地域医療を守ろうと開かれた学習交流会=2月29日、名古屋市中区

 「身近な病院をなくしてはダメ」―。厚生労働省が公立・公的病院の再編統合を促す424病院を公表した問題で、愛知県では「424愛知共同行動」を結成し、再編リストの白紙撤回、地域医療の拡充を求める運動を総ぐるみで進めています。

 愛知県内では再編統合リストに9病院が名指しされました。1月9日に「愛知共同行動」が発足。構成団体は県社保協、愛労連、県医労連など6団体です。名指しされた病院を訪問・懇談、関係自治体に要請しています。

 愛労連と社保協は2月29日に名古屋市内で学習交流集会を開催。医療関係者や地域住民ら40人が参加しました。日本共産党の本村伸子衆院議員が出席しました。

 集会で「共同行動」事務局長の長尾実さん(全医労愛知地区協議会書記長)が基調報告しました。住民への医療提供の維持・充実を図る公的公立病院の役割を強調し、「今回の再編統合リストは地域の実情も考えないムチャクチャなもの。病床を削減すれば補助金を出すなど、まるで医療版『米の減反政策だ』」と批判。新型コロナウイルス感染症に関連して「国内の感染者がさらに増えれば、感染症指定病床だけでは足りなくなり、公立・公的病院が活用されることになります。そのうち全国で24病院が再検証リストに名指しされた病院です。再編統合は国民の命を奪うことになるのです」と訴えました。

 「共同行動」は健保組合立病院の2病院を除く、7病院と懇談しており、その報告がされました。(別表)

 本村議員は「東南海トラフ地震で愛知県は甚大な被害が想定される。医師の確保や災害時の医療体制の充実こそ急ぐべき。地域医療を守るため全力をあげる」と語りました。

 小松民子・県社保協事務局長は「住民、病院、労働者、自治体との連帯・共同の輪を広げ、地域医療と住民生活を守ろう」と呼びかけました。

(別表)専門性理解して ■ 統廃合ありきで困惑 ■ 採用が心配

  • 「2017年の古いデータによる評価。
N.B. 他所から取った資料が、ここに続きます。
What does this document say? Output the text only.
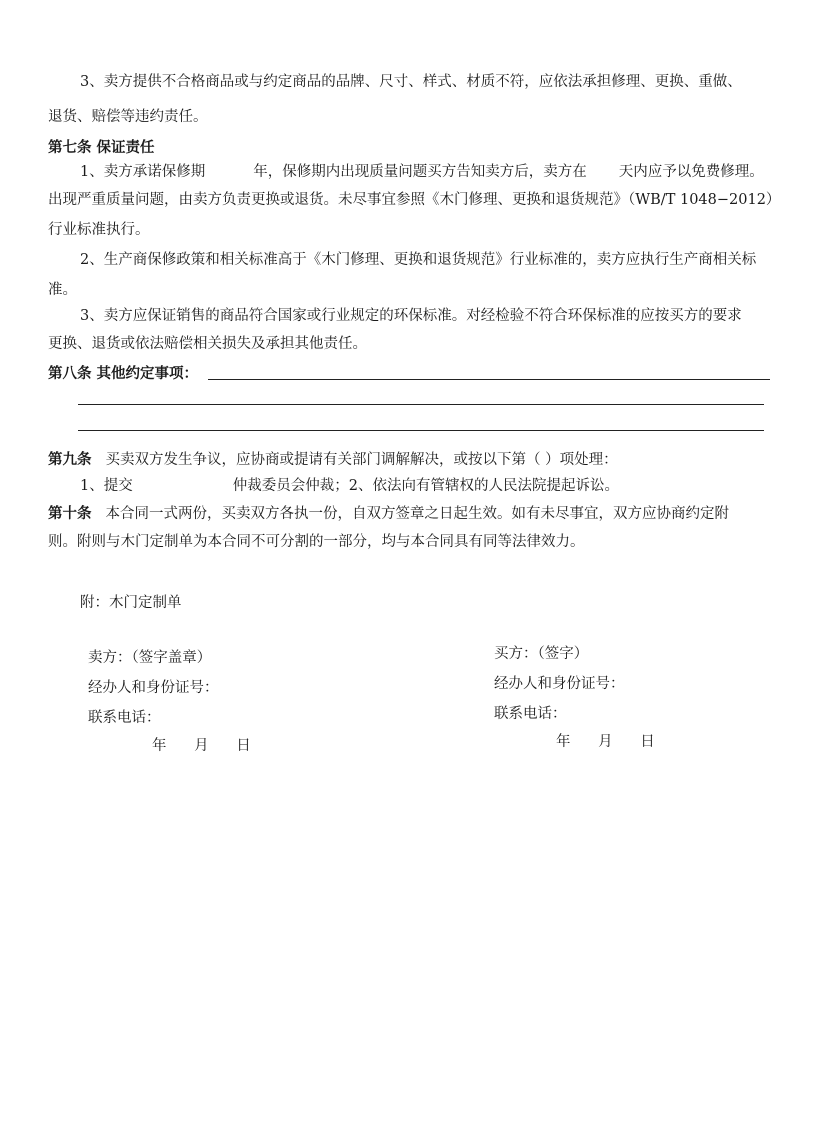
3、卖方提供不合格商品或与约定商品的品牌、尺寸、样式、材质不符，应依法承担修理、更换、重做、
退货、赔偿等违约责任。
第七条 保证责任
1、卖方承诺保修期	年，保修期内出现质量问题买方告知卖方后，卖方在 天内应予以免费修理。
出现严重质量问题，由卖方负责更换或退货。未尽事宜参照《木门修理、更换和退货规范》（WB/T 1048−2012）
行业标准执行。
2、生产商保修政策和相关标准高于《木门修理、更换和退货规范》行业标准的，卖方应执行生产商相关标
准。
3、卖方应保证销售的商品符合国家或行业规定的环保标准。对经检验不符合环保标准的应按买方的要求
更换、退货或依法赔偿相关损失及承担其他责任。
第八条 其他约定事项：
第九条 买卖双方发生争议，应协商或提请有关部门调解解决，或按以下第（ ）项处理：
1、提交	仲裁委员会仲裁；2、依法向有管辖权的人民法院提起诉讼。
第十条 本合同一式两份，买卖双方各执一份，自双方签章之日起生效。如有未尽事宜，双方应协商约定附
则。附则与木门定制单为本合同不可分割的一部分，均与本合同具有同等法律效力。
附：木门定制单
卖方：（签字盖章）
经办人和身份证号：
联系电话：
年      月      日
买方：（签字）
经办人和身份证号：
联系电话：
年      月      日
急性期病床のみの評価でなく病院全体で評価すべき。困惑した」(東名古屋病院・名古屋市名東区)
  • 「障害者を対象とした施設であり、病院の専門性を理解してほしい」(コロニー中央病院・春日井市)
  • 「統廃合ありきの報道で困惑している。不安なのか採用内定者から問い合わせがあった」(あま市民病院・あま市)
  • 「救急患者も多く、名指しされるとは思わなかった。まさにネガテイブキャンペーンだ。発表後に臨床研修医1人から辞退があった」(津島市民病院・津島市)
  • 「事前の連絡もなく公表された。住民や患者から『病院がなくなるのか』と多くの問い合わせがある。医師・看護師の採用が心配」(みよし市民病院・みよし市)
  • 「旧木曽川町立病院で一合併時に一宮市立病院になった。名指しは遺憾。もともと後方支援病院への移行をめざしている」(木曽川市民病院・一宮市)
  • 「今年度の病院改修予定を1年延期した。患者数や職員数に影響があった気がする。改修では急性期床を減らし、回復期床を増やさざるをえない」(碧南市民病院・碧南市)

(3月5日 しんぶん赤旗)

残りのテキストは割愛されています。